Pelaku merupakan salah satu mahasiswa di kampus itu, tetapi polisi belum mengungkapkan identitasnya. Satu-satunya informasi yang disebar kepada media arus utama ialah pelaku berusia 18 tahun. Sebelum datang ke kampus untuk melakukan penembakan, ia mengunggah foto-foto dirinya sambil memegang senapan.
Dilansir dari kantor berita Interfax, pelaku juga mengunggah pesan di media sosial yang kini telah diturunkan oleh aparat penegak hukum. Menurut pesan itu, pelaku mengatakan, niat dia menembaki teman-teman sekampusnya bukan karena alasan politik ataupun ekstremisme keagamaan, melainkan murni karena rasa benci.
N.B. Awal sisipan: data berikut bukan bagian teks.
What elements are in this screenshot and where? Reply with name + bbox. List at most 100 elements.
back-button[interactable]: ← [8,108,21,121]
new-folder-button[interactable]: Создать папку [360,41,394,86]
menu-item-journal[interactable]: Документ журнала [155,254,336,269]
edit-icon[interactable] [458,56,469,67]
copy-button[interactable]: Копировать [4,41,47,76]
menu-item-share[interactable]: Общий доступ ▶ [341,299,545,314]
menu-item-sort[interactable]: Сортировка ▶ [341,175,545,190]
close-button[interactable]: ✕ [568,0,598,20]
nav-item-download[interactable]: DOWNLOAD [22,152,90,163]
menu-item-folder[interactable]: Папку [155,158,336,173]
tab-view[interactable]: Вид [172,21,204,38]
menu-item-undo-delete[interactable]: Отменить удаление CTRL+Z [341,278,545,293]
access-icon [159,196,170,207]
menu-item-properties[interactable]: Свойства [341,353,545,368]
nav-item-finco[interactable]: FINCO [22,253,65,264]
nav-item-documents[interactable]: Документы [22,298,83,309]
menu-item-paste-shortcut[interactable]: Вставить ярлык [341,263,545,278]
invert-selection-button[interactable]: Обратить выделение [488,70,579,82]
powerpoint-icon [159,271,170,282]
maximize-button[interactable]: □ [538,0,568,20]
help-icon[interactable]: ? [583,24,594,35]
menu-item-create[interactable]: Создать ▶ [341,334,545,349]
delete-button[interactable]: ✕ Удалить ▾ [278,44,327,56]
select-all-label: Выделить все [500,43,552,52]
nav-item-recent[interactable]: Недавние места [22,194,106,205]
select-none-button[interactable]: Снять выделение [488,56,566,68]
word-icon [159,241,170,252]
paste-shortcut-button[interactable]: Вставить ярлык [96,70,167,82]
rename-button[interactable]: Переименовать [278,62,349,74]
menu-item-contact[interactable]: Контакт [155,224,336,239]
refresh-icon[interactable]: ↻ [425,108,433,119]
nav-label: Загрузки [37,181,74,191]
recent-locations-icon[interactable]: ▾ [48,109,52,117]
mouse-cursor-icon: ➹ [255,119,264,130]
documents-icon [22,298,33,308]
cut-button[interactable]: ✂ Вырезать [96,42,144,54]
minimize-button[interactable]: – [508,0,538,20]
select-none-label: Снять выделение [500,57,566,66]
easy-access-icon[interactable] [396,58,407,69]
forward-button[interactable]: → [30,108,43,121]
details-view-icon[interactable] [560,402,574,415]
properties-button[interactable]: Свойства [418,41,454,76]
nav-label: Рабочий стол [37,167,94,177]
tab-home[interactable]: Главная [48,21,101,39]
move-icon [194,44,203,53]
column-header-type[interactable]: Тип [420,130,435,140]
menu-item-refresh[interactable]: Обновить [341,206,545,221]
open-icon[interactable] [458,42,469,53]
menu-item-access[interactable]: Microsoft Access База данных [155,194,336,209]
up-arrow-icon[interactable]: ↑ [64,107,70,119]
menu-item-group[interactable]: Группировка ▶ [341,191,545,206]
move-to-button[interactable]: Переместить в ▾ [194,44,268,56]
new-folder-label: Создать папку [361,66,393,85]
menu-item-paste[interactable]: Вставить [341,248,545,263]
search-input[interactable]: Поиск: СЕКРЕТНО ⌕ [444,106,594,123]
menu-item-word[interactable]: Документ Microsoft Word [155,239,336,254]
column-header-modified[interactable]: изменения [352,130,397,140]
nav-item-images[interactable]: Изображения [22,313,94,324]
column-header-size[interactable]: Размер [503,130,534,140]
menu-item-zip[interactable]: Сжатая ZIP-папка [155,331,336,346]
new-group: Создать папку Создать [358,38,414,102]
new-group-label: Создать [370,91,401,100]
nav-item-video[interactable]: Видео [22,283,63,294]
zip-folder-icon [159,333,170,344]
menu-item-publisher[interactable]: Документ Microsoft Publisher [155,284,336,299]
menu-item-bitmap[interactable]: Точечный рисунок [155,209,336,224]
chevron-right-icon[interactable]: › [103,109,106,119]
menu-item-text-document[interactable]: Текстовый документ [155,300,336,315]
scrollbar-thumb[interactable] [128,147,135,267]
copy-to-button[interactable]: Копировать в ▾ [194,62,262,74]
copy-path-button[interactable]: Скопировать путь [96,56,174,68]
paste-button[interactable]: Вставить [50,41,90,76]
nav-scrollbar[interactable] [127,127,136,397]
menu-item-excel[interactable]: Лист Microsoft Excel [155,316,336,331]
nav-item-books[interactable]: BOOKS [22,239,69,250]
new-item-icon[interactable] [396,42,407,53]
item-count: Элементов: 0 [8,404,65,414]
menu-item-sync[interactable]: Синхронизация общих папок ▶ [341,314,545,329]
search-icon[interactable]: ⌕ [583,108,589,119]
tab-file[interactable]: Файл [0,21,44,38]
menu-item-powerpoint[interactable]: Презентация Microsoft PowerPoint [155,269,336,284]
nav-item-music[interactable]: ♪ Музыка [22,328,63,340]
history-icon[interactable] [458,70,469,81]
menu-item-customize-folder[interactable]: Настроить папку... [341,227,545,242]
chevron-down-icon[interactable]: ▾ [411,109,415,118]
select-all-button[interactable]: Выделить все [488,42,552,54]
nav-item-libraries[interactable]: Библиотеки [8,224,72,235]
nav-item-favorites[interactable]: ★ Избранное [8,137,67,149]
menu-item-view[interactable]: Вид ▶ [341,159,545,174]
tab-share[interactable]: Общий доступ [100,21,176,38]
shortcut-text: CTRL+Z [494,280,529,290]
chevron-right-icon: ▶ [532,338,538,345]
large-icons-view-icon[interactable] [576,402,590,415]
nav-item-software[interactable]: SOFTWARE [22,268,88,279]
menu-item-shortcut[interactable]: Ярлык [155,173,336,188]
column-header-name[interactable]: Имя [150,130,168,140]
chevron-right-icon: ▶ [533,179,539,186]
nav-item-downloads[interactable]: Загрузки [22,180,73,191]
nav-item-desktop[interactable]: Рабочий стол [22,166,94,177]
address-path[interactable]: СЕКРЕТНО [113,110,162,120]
Komisi Investigasi Rusia sedang mendalami apabila ada sasaran tertentu yang diincar pelaku dan penyebab sebenarnya kejadian ini.
Dilansir dari kantor berita TASS, senapan yang dipakai oleh pelaku sesungguhnya bukan senjata mematikan. Itu senapan yang dirancang untuk menembakkan peluru karet. Akan tetapi, oleh pelaku, senapan ini dimodifikasi agar bisa melontarkan peluru tajam.
Rusia, layaknya negara-negara di Eropa, memiliki aturan yang ketat terkait dengan kepemilikan senjata api. Masyarakat sipil dilarang memiliki pistol ataupun senapan. Ada izin khusus bagi warga untuk membeli senapan berburu, itu pun harus melewati serangkaian tes yang dipantau oleh ahli kejiwaan.
Presiden Vladimir Putin sebenarnya masih dalam proses mengubah undang-undang kepemilikan senjata api. Salah satu aspek yang hendak diganti ialah batas usia minimal bisa membeli dan memiliki senjata api dinaikkan dari 18 tahun menjadi 21 tahun. Akan tetapi, undang-undang baru ini belum disahkan.
Putin melakukan perubahan itu setelah kasus penembakan di Kazan pada Mei lalu. Seorang pemuda berusia 19 tahun melakukan penyerangan ke almamaternya dan menewaskan tujuh orang. Kasus penembakan terburuk terjadi di Crimea tahun 2018 ketika seorang mahasiswa di Universitas Kerch menembaki orang-orang di kampus dan menewaskan 20 orang. Selain itu, juga ada kasus tahun 2019 di Blagoveshchensk ketika seorang mahasiswa menembak secara membabi buta. Satu orang tewas dan tiga orang terluka. Pelaku juga tewas bunuh diri.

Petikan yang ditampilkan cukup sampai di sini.